Воробьёв оставался на пляже, загорал, дожидаясь очередного появления Як-12 над озером. По небу плыли лёгкие, чарующие взор облака, и, глядя на них, невольно думалось о тяготении человека к полёту как самому полному выражению счастья. Девушки в этих соревнованиях не участвовали, но приехали на озеро развлечься.  Среди них была и Грановская.
       - Господина пилота зовут пить пиво и кушать шашлык, - Грановская в пёстром купальнике стояла на песке, улыбалась сердечно, обворожительно. Воробьёв испытующе заглянул в её глаза, и какая же бурная отрада ворвалась в его душу!
       - А я приглашаю купаться…
       С восторгом и трепетом Воробьёв обнимал в воде волшебное тело любимой, а она, явно желая произвести сногсшибательный эффект, упивалась своей игрой: «Я тебе нравлюсь! Ах ты мой хищник!..» Хмелея от счастья, Воробьёв целовал её глаза и губы. Обедали они, катаясь на лодке. И любовь присутствовала в мире.
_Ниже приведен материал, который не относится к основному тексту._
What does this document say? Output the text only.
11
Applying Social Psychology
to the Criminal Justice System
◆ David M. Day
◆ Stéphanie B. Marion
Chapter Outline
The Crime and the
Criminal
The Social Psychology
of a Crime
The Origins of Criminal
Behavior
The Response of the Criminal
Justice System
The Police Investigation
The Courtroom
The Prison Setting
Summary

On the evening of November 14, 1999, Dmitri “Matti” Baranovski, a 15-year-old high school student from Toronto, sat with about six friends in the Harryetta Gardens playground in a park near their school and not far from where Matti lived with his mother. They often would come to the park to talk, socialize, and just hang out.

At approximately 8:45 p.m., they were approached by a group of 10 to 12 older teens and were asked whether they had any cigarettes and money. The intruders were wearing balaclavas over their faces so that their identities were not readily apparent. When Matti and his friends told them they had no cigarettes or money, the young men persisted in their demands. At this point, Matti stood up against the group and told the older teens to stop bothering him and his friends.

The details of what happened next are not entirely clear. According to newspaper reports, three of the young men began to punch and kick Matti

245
       К полудню с аэродрома на озеро приехал Бочаров. Отдыхающая публика, а главное, парашютисты встретили его восторженно, и, не давая ступить шагу, принялись качать. Бочаров дико кричал при этом: «Парус! Порвали парус!» Грановская едва удерживалась в лодке, от нетерпения тормошила Воробьёва и неприязненно требовала чтобы он плыл к берегу. Ей тоже хотелось участвовать в свистопляске, что происходила на пляже.
      - Валера! Браво!.. – кричала она, сложив ладони рупором, и улюлюкала на манер аборигенов. Бочаров отвечал ей теми же экзотическими воплями.
      - Валера, ты меня очаровал! – Грановская выпрыгнула из лодки и бросилась в объятия Бочарова.
      - По самую ватерлинию? – сладко ухмыляясь, интересовался тот.
      Воробьёв с горькой усмешкой вновь налёг на вёсла. Омерзительно было наблюдать как Грановская, сидя на коленях у Бочарова, интимно вскрикивает, смеётся, обнимает его шею. Потом они купались. В воде Грановская ездила на своём приятеле верхом, и всё было задушевно, мило.
      «Ну зачем мне это нужно?» - спрашивал себя Воробьёв и полагал, что самое мудрое в его положении – погасить это  несчастное чувство, но, кажется, легче было утопиться.
В середине следующего дня, будучи в воздухе, Воробьёв круто снизился, посадил самолёт и, отстегнув карабины парашюта, спрыгнул на землю. На старте к последующим полётам готовился Бочаров; с вниманием и любовью глядели спортсмены, как он одел поверх лётного комбинезона кожанку, пошел к самолёту.
      - Слышь, дружище, аэроплан чего-то не фурычит, тряска… Надо ставить его на якорь, - неприязненно скользнув взглядом по лицу Бочарова, сказал Воробьёв. Приступы ревности ещё давали о себе знать. Валерий будто не слышал и намеревался лезть в кабину.
      - Да говорю тебе, мотор барахлит, - холодно, грубо повысил голос "кунак Ванькя", как частенько величал его Бочаров.
      - Ладно, сделаю круг, посмотрю. Ты полетал – дай другим… Сам же знаешь, второй самолет неукомплектован. Назад, мужики! Прыгать пока не будем. Сейчас контрольный полёт, - Бочаров остановил идущих к самолёту спортсменов. Те, не снимая парашютов, уселись на брезент – ждать.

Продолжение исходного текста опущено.